When Couchbase launched the Engagement Database in 2017, it sounded like the solution that this customer experience obsessed age was waiting for. What the Engagement Database does was allow companies to build apps upon dynamic data, at any scale, across any channel or device. Just imagine a shape-shifting machine that tells you what you want to hear when you want to hear it. Yet, awareness of Couchbase was limited to developers who possessed highly technical database expertise.
Their existing client base consisted of technical experts and developers who had knowledge about the different types of databases. The use cases for their database solution were limited, which meant a smaller average deal size for Couchbase. Case in point, LinkedIn developers chronicled their journey of working with Couchbase, starting with a small project in 2012, just as a proof of concept. The combined market share and revenue generated from Couchbase and similar database providers (built on NoSQL technology) was just a small fraction of what large heritage providers like Oracle and mySQL commanded. In other words, they were taking home a much smaller slice of the pie.

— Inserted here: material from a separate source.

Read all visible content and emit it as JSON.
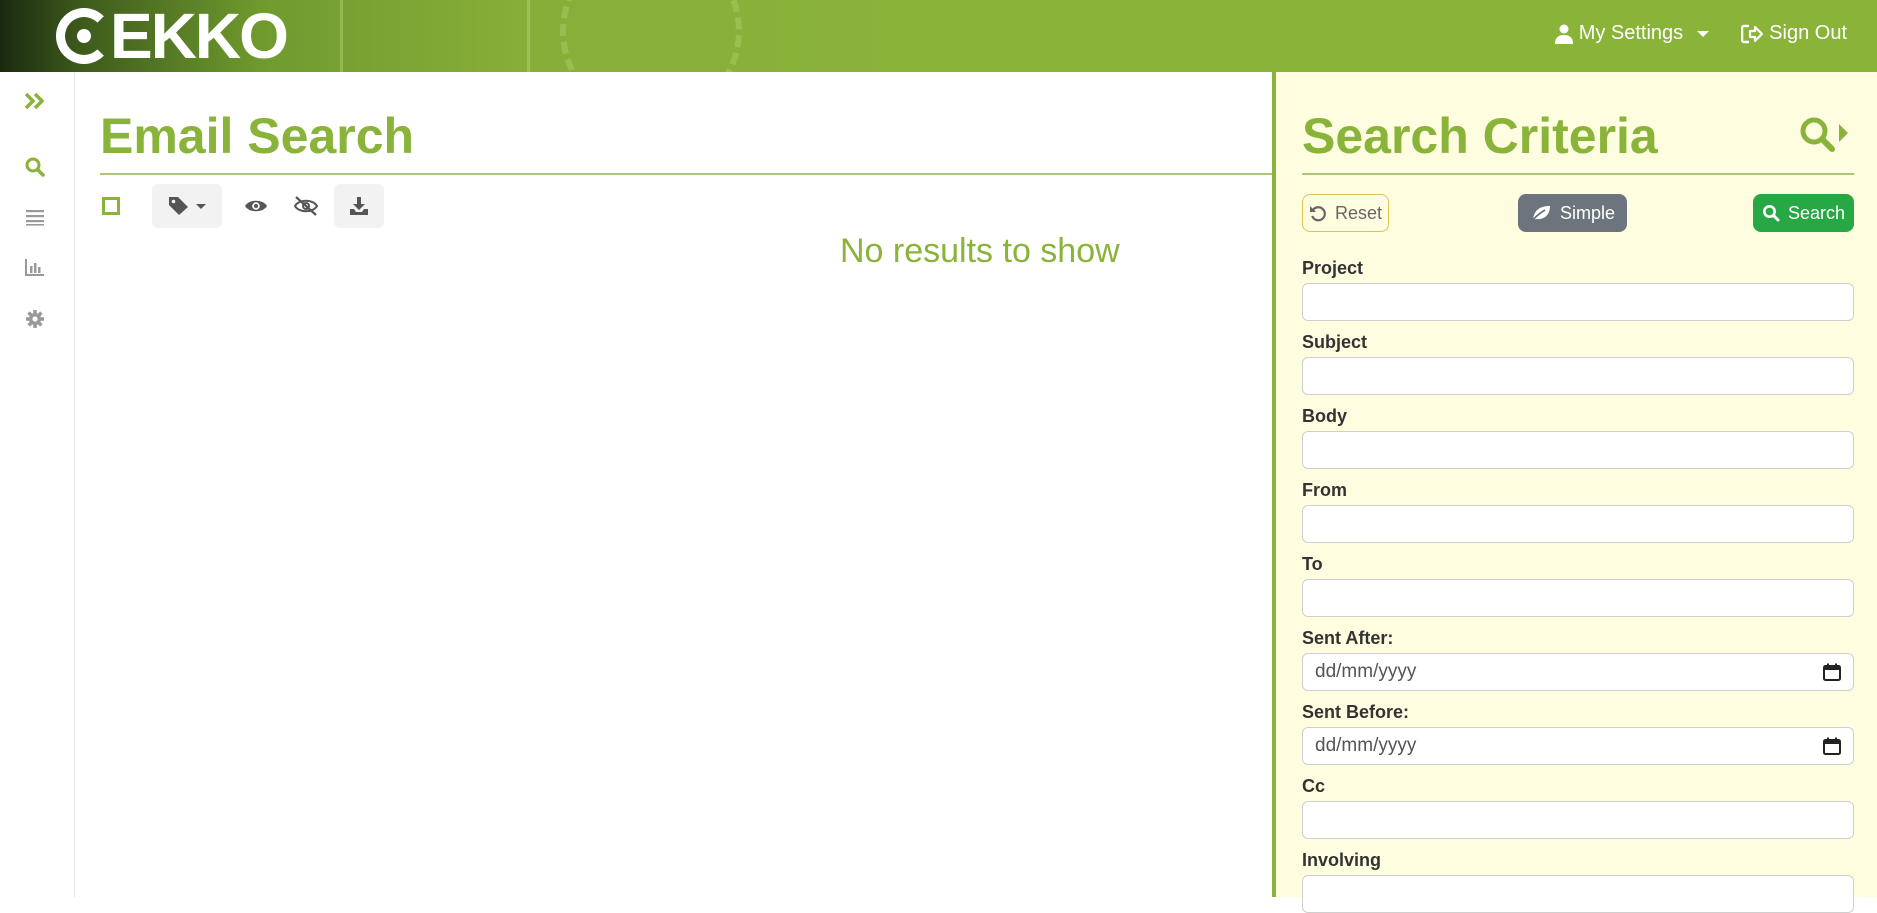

The marketing team was tasked with raising awareness amongst a new audience (largely from enterprises) for their new flagship product and upselling to existing high-value customers. First, they needed to widen their reach to buyers and decision makers who weren’t as technically-minded as their existing customers. Next, they sought to increase the value of existing enterprise deals, by encouraging these accounts to expand their usage to bigger projects. With these business goals in mind, account-based marketing seemed like the most efficient way forward.
Couchbase, like most B2B marketers, already had a semblance of what the ideal customer looked like. Account-based marketing and its accompanying stack of tools helped the Couchbase team turn an “ideal customer criteria list” into a tangible set of accounts with real, identifiable traits and data. This information takes the guesswork out of who the target customers are, what they care about and when they are looking for a solution.
Just a year into implementing account-based marketing (since 2017), Couchbase added large enterprises such as Verizon, Cisco, and Carrefour to their growing client list. The campaign also saw an ROI of 10X the budgeted amount and a 13X increase in the average deal amount. Here’s what we learned from their account-based marketing strategy.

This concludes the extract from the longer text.